I’ve been a bit quiet on on the fingerprint scanning front recently, but I’ve been doing a lot of work behind the scenes.
Adopted the libusb project
libfprint has had a design flaw from early on: it only provides a synchronous interface. The technical minded will understand this better in terms that each function call to scan a fingerprint blocks for the duration it takes the user to scan their finger. The library could force its users to do fingerprint scanning in a dedicated thread, but that’s not very nice. It could also create threads internally to avoid this problem, but I don’t agree with that either. I know that things can be done properly by providing an asynchronous interface and not requiring any threads.
The biggest roadblock in offering an asynchronous interface from libfprint (and the reason this was not offered from the start) was due to libfprint’s reliance on libusb and the fact that libusb does not offer asynchronous I/O. The result of this is that it is impossible to offer true asynchronous functionality in anything built on top of libusb.
libusb development had unfortunately stalled, and I could not find any alternatives that I was in agreement with. I started writing my own libusb replacement. The original libusb author, Johannes Erdfelt, liked my ideas and this lead to him handing off the libusb project to me. My new USB library will be released as libusb-1.0 when completed.
Making fprint asynchronous
After producing a working prototype of an asynchronous USB library, I converted most fprint drivers to an asynchronous model and exposed an asynchronous API to library users.
I then ported fprint_demo to use the new asynchronous API, which is working well. Another big plus of an asynchronous model is the opportunity to implement cancellation. fprint_demo now has a working “cancel” button which cancels any ongoing fingerprint scan request.
Exposing fprint over D-Bus
Next task on the table was to work towards handling the complicated scenario of when multiple users and/or applications want to be fingerprint scanning simultaneously. Some kind of central entity is needed to coordinate access.
Enter fprintd, my initial step in this direction. fprintd is a D-Bus daemon which exposes fprint functionality over the D-Bus message bus. There are no fprintd users yet, but this will be the approach we take for desktop integration in future.
Assessed project demo
As I mentioned previously, fprint is actually my final year university project and after reaching the stages described above it was time for an assessed demonstration of my project.
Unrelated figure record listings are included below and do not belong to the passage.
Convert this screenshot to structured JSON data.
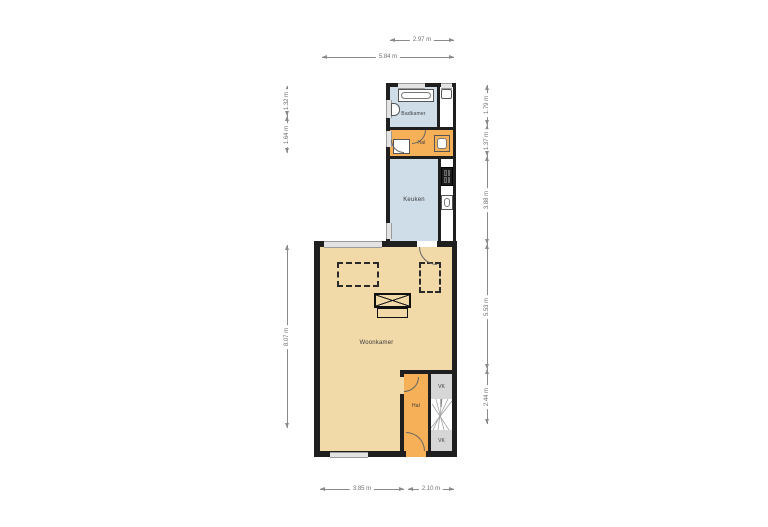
{
  "colors": {
    "wall": "#1f1f1f",
    "badkamer": "#cfdde9",
    "keuken": "#cfdde9",
    "hal": "#f5b058",
    "woonkamer": "#f1d9a8",
    "closet": "#d6d6d6",
    "window": "#e3e3e3",
    "dimension": "#8a8a8a"
  },
  "rooms": {
    "badkamer": {
      "label": "Badkamer"
    },
    "hal_boven": {
      "label": "Hal"
    },
    "keuken": {
      "label": "Keuken"
    },
    "woonkamer": {
      "label": "Woonkamer"
    },
    "hal_beneden": {
      "label": "Hal"
    },
    "vk_boven": {
      "label": "VK"
    },
    "vk_beneden": {
      "label": "VK"
    }
  },
  "dimensions": {
    "top": [
      {
        "label": "2.97 m"
      },
      {
        "label": "5.84 m"
      }
    ],
    "bottom": [
      {
        "label": "3.85 m"
      },
      {
        "label": "2.10 m"
      }
    ],
    "left": [
      {
        "label": "1.32 m"
      },
      {
        "label": "1.64 m"
      },
      {
        "label": "8.07 m"
      }
    ],
    "right": [
      {
        "label": "1.79 m"
      },
      {
        "label": "1.37 m"
      },
      {
        "label": "3.88 m"
      },
      {
        "label": "5.53 m"
      },
      {
        "label": "2.44 m"
      }
    ]
  }
}
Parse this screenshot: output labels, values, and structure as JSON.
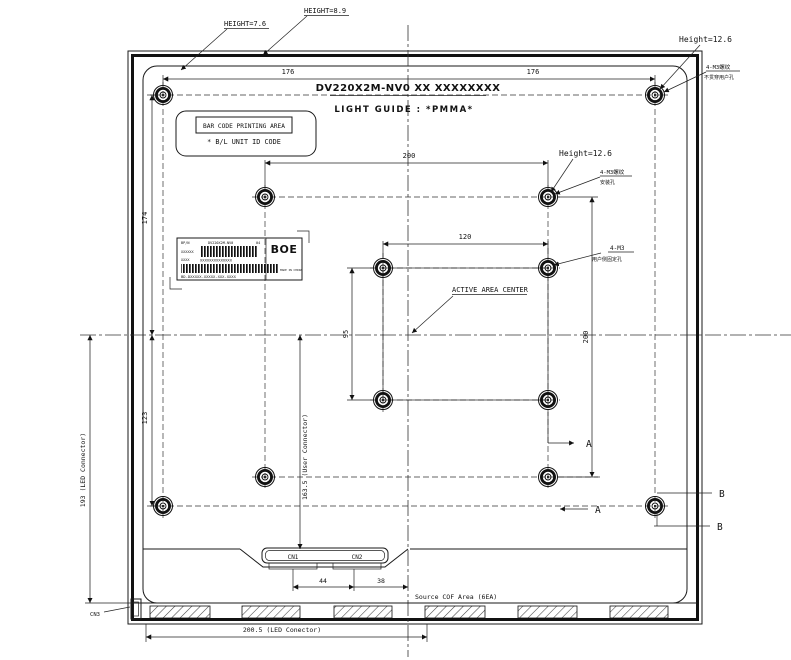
{
  "header": {
    "part_number_line": "DV220X2M-NV0 XX XXXXXXXX",
    "material_line": "LIGHT GUIDE : *PMMA*"
  },
  "callouts": {
    "height_top_left": "HEIGHT=7.6",
    "height_top_mid": "HEIGHT=8.9",
    "height_corner": "Height=12.6",
    "height_inner": "Height=12.6",
    "corner_screw_line1": "4-M3螺纹",
    "corner_screw_line2": "不贯穿用户孔",
    "inner_screw_line1": "4-M3螺纹",
    "inner_screw_line2": "安装孔",
    "user_screw_line1": "4-M3",
    "user_screw_line2": "用户侧固定孔",
    "active_area_center": "ACTIVE AREA CENTER"
  },
  "barcode_area": {
    "title": "BAR CODE PRINTING AREA",
    "subtitle": "* B/L UNIT ID CODE"
  },
  "id_label": {
    "field1": "BP/N",
    "part": "DV220X2M-NV0",
    "rev": "04",
    "serial": "XXXXXX",
    "serial2": "XXXX",
    "digits": "XXXXXXXXXXXXXX",
    "brand": "BOE",
    "origin": "MADE IN CHINA",
    "code": "BD-DXXXXX-XXXXX-XXX-XXXX"
  },
  "dimensions": {
    "d176_left": "176",
    "d176_right": "176",
    "d200_top": "200",
    "d120": "120",
    "d174": "174",
    "d123": "123",
    "d200_right": "200",
    "d95": "95",
    "d44": "44",
    "d38": "38",
    "d193": "193 (LED Connector)",
    "d163_5": "163.5 (User Connector)",
    "d200_5": "200.5 (LED Conector)"
  },
  "connectors": {
    "cn1": "CN1",
    "cn2": "CN2",
    "cn3": "CN3"
  },
  "notes": {
    "source_cof": "Source COF Area (6EA)"
  },
  "sections": {
    "a1": "A",
    "a2": "A",
    "b1": "B",
    "b2": "B"
  }
}
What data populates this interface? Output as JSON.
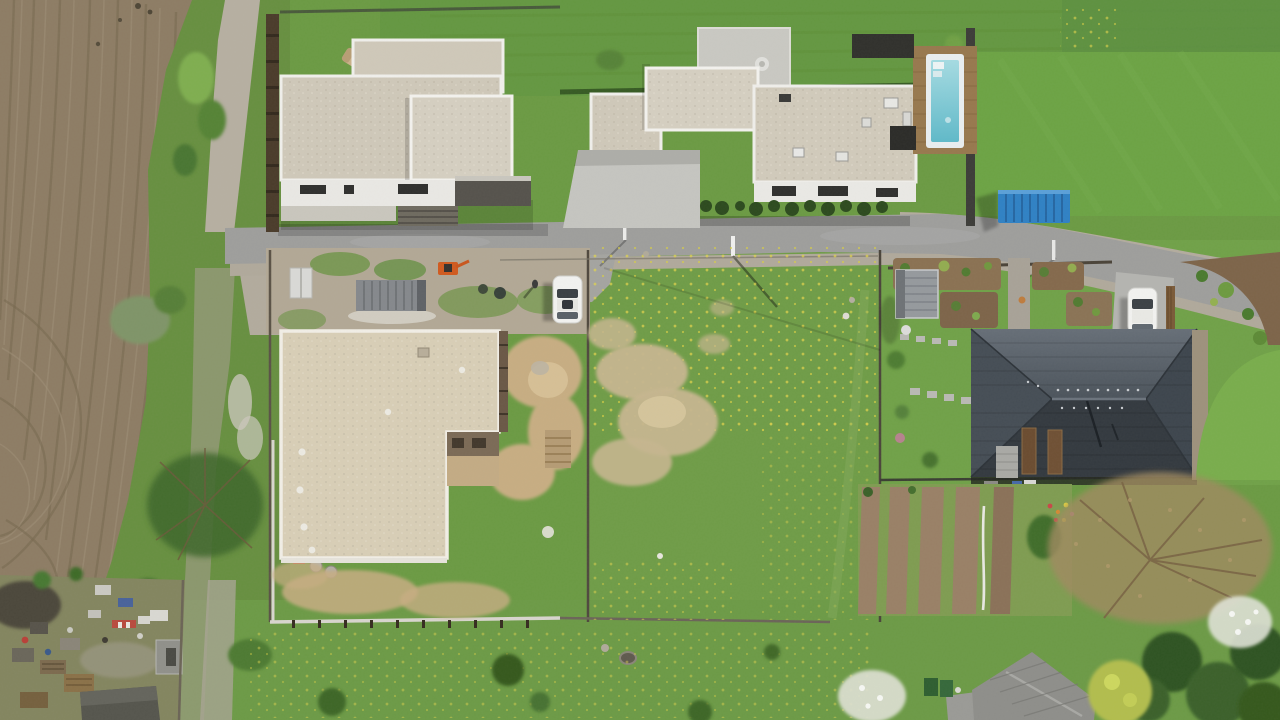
{
  "scene": {
    "type": "aerial-drone-photograph",
    "description": "Top-down drone view of a small suburban development: a plowed field on the left, two modern flat-roof houses along an asphalt street at top, a swimming pool, a blue shipping container, a house under construction with a beige gravel roof, a vacant grassy lot with two white cars, a house with a dark hip roof beside ornamental gardens, vegetable garden rows, and a cluttered junk yard at bottom left."
  },
  "labels": {
    "photo": "aerial drone photo of residential plots",
    "field": "plowed farm field with curved tractor furrows",
    "road": "asphalt street curving to the lower right",
    "gravel_path": "gravel track along the field edge",
    "house_a": "modern flat-roof house (west)",
    "house_b": "modern flat-roof house (east) with terrace",
    "pool": "swimming pool with wooden deck",
    "blue_container": "blue shipping container by the road",
    "construction_site": "fenced construction site",
    "house_d": "house under construction with beige gravel roof",
    "gray_container": "gray site container",
    "porta_potty": "portable toilet cabin",
    "excavator": "orange mini excavator",
    "vacant_lot": "vacant meadow lot with dandelions",
    "car_road": "white car parked at road spur",
    "car_driveway": "white car on driveway",
    "person": "person standing near parked car",
    "hip_house": "house with dark gray hip roof",
    "garden_shed": "small gray garden shed",
    "ornamental_garden": "ornamental garden beds with stepping stones",
    "vegetable_garden": "tilled vegetable garden rows",
    "bare_tree": "large leafless tree",
    "blossom_trees": "white blossoming trees",
    "junk_yard": "cluttered junk yard with sheds and pallets",
    "bottom_building": "gray shingled roof building",
    "lamp_post": "street lamp post",
    "sign_post": "white sign post at junction"
  },
  "palette": {
    "field": "#8d7c64",
    "furrow": "#77684f",
    "furrowLight": "#9f9078",
    "grass": "#6b9a43",
    "grassStrip": "#678f40",
    "topBand": "#649741",
    "lawnBright": "#6ca344",
    "meadow": "#6f9c47",
    "asphalt": "#9e9e9c",
    "gravel": "#b6afa1",
    "concrete": "#c5c5c0",
    "roofGravel": "#cfc8b9",
    "roofGravelTan": "#d8ceb6",
    "parapet": "#f0efeb",
    "whiteWall": "#e9e8e4",
    "hipTop": "#565e66",
    "hipBottom": "#33393f",
    "hipLeft": "#454d55",
    "hipRight": "#3d454d",
    "poolWater": "#7ecbd6",
    "deckWood": "#97784e",
    "containerBlue": "#2f81c4",
    "containerGray": "#85888c",
    "mulch": "#7d6449",
    "tilledSoil": "#998066",
    "sand": "#c7ad82",
    "junkBase": "#83855f",
    "treeDark": "#2f5222",
    "blossom": "#dfe2d6",
    "carWhite": "#f2f2f0"
  }
}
The demonstration went extremely well, and I was impressed with the marker who asked exactly the same kinds of questions that I would have done in that situation – which of course I knew the answers to. He also understood the asynchronous issues perfectly despite me not explaining them in detail due to time constraints.
The above development work was all a little rushed in order to have things to show in time for the project demonstration. Now that the demo is over, I am left with an incomplete libusb-1.0 implementation, an unstable libfprint asynchronous API, a new fprint_demo version relying on the unstable API, and an unstable/incomplete D-Bus daemon. All of these are not released (but code is available from public development repositories) so I have some work to do!
I am going to focus now on stabilising from the ground up, starting with the most low-level component – libusb. I’m working through the TODO list and hope to have an alpha or beta release ready within the next few weeks.